Publié en bilingue moteur. En couverture une fleur rouge danse sur l’océan de ses cinq pétales d’étoile de mer entrouverte sur son cœur de phrase.

Voyage. « Fruits du néant / tourbillons de paroles qui mûrissent / dans le pays de l’oubli / je voudrais me nourrir de toutes les choses qui s’en vont / et que je touche avant qu’elles ne soient / pièges et simulations » : plus parlant peut-être encore en espagnol ; la chute concrète, tranchante.

Voyage : « un demi-cercle de soldats / urine devant le soleil couchant / autour de la grande fontaine du patio / d’une immense maison close / dans les racines du vent ». À l’arrière-plan, la tentation du picaresque.

« Dans la lumière de nos conversations / certains mots arrivent en retard / ils le font exprès / ils m’attendent en cercle / loin d’ici / au bord des trous noirs de l’espace / que j’appelle / les étangs noirs de l’oubli ». Une vie en poésie d’imprégnation lente, de chaleur partagée, conjure sur le long cours le passage, « dans la fausse accalmie de la matière ».

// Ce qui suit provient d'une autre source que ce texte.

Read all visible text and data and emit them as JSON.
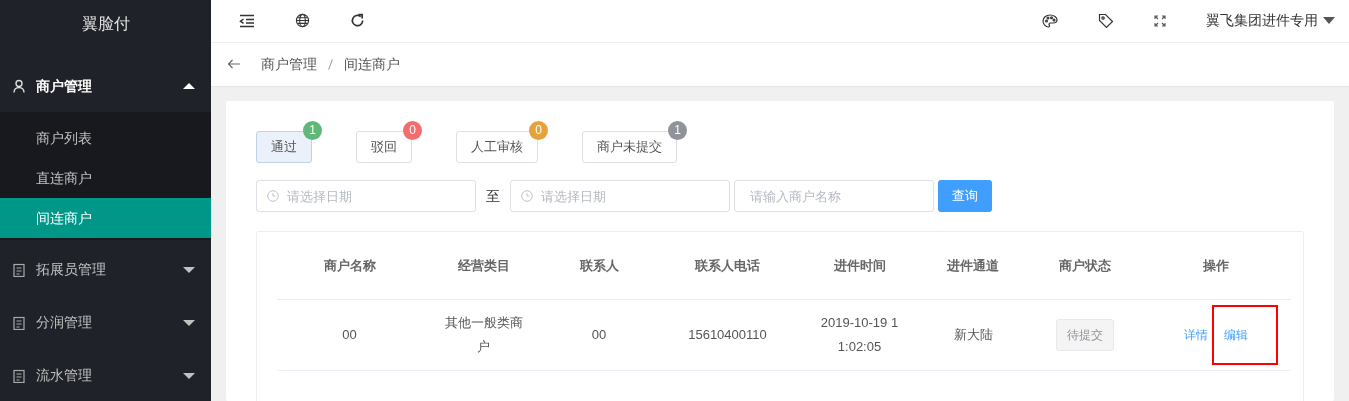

Entre hommes, d’homme à homme. La parole fleurit, brasse les flots et les déserts. Avec ce déploiement strictement masculin, où toutefois ne s’échangent pas des portraits de maîtresses, contraste la diffuse, précise, exclamative, suspendue, joueuse, distendue du rouge au vert, de la pleine page à l’angle roulant, tout en tropes quand les poèmes sont d’abord une chambre d’échos – sexualité amoureuse, en rapport scriptural avec la maison d’en face, du peintre Alain Clément. 

L’éditeur lui a fait un très beau livre, avec des poèmes de qualité. Un joyau de bibliothèque, pensé, concis, profus, éclatant.

Quant à la femme, poète espagnol mon frère, encore un effort, camarade.